This project analyzes housing data using R to identify important factors influencing house prices. The project includes data cleaning, exploratory data analysis, visualizations, and predictive modeling.
Load Packages
library(tidyverse)
── Attaching core tidyverse packages ──────────────────────── tidyverse 2.0.0 ──
✔ dplyr 1.2.1 ✔ readr 2.2.0
✔ forcats 1.0.1 ✔ stringr 1.6.0
✔ ggplot2 4.0.3 ✔ tibble 3.3.1
✔ lubridate 1.9.5 ✔ tidyr 1.3.2
✔ purrr 1.2.2
── Conflicts ────────────────────────────────────────── tidyverse_conflicts() ──
✖ dplyr::filter() masks stats::filter()
✖ dplyr::lag() masks stats::lag()
ℹ Use the conflicted package (<http://conflicted.r-lib.org/>) to force all conflicts to become errors
ggplot(housing, aes(x = Sale_Price)) +geom_histogram(fill ="skyblue", bins =20) +labs(title ="Distribution of House Prices",x ="Sale Price",y ="Count" )
Living Area vs Sale Price
ggplot(housing, aes(x = Gr_Liv_Area, y = Sale_Price)) +geom_point(color ="blue") +geom_smooth(method ="lm", color ="red") +labs(title ="Living Area vs Sale Price",x ="Living Area",y ="Sale Price" )

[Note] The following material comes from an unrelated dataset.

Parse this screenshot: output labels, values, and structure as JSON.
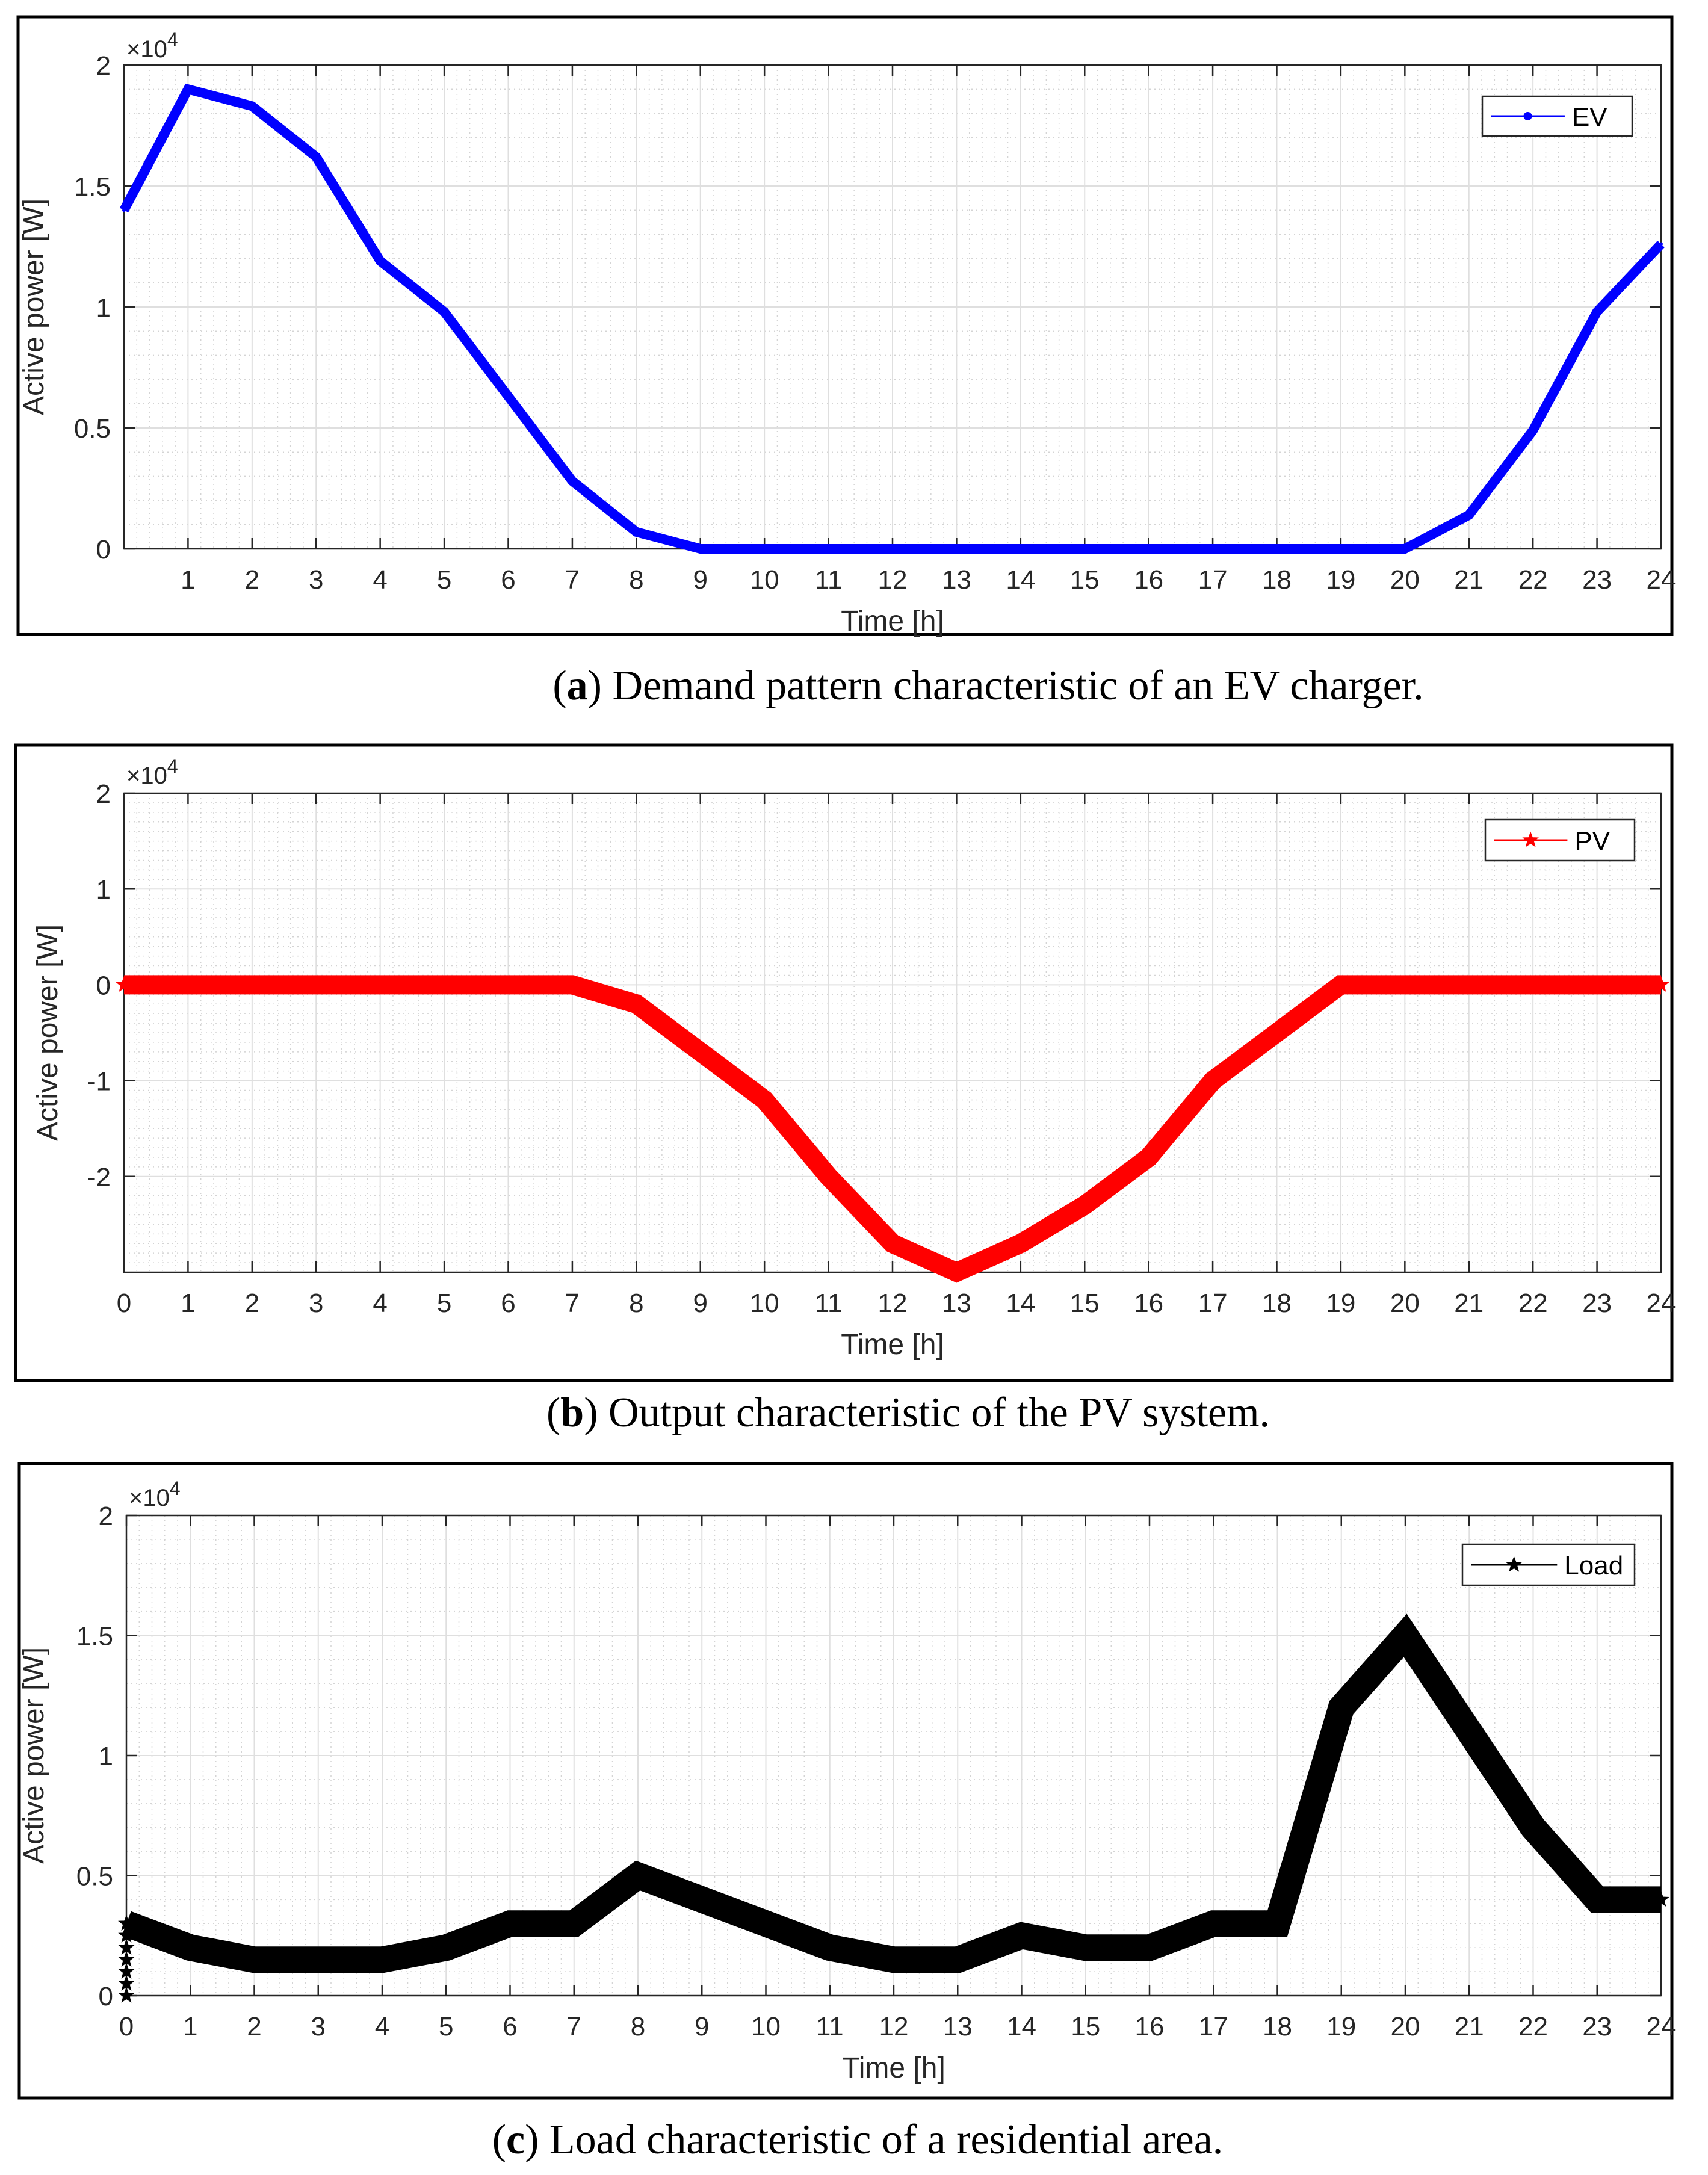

This project successfully applied data analytics and predictive modeling techniques in R to analyze residential housing data and identify important factors affecting house prices. The analysis included data cleaning, feature engineering, descriptive statistics, exploratory visualizations, and advanced data manipulation using dplyr.
Machine learning concepts from tidymodels, recipes, workflows, and parsnip were implemented to create a structured predictive analytics pipeline. The linear regression model demonstrated how variables such as living area, garage capacity, and housing characteristics can influence sale price predictions.
The project also highlighted the importance of storytelling and data visualization in communicating analytical insights effectively. Overall, this analysis demonstrates practical applications of predictive analytics and machine learning techniques for real estate decision-making and housing price estimation.
Project Story and Interpretation
This project focuses on understanding the factors that influence residential house prices using predictive analytics in R. The analysis begins with data preparation, cleaning, and transformation techniques to improve the quality of the dataset and create meaningful variables for analysis.
Several exploratory visualizations were created to identify relationships between housing features and sale price. Variables such as living area, garage capacity, number of bedrooms, and house age showed a strong influence on property value. The charts help explain market trends and provide business insights into housing characteristics that impact pricing.
Advanced data manipulation techniques using dplyr were applied to summarize housing trends and calculate important statistics such as average sale price, average living area, and price per square foot. Additional descriptive statistics were used to better understand the distribution and behavior of the housing data.
The predictive modeling section uses tidymodels, recipes, workflows, and linear regression techniques to build a machine learning pipeline for house price prediction. Recipes were used for preprocessing and normalization, while workflows combined preprocessing and modeling into a structured analytical process.
The final model demonstrates how predictive analytics can be used to estimate house prices based on important housing features. The Actual vs Predicted visualization shows the relationship between model predictions and real housing prices, helping evaluate model performance and prediction accuracy.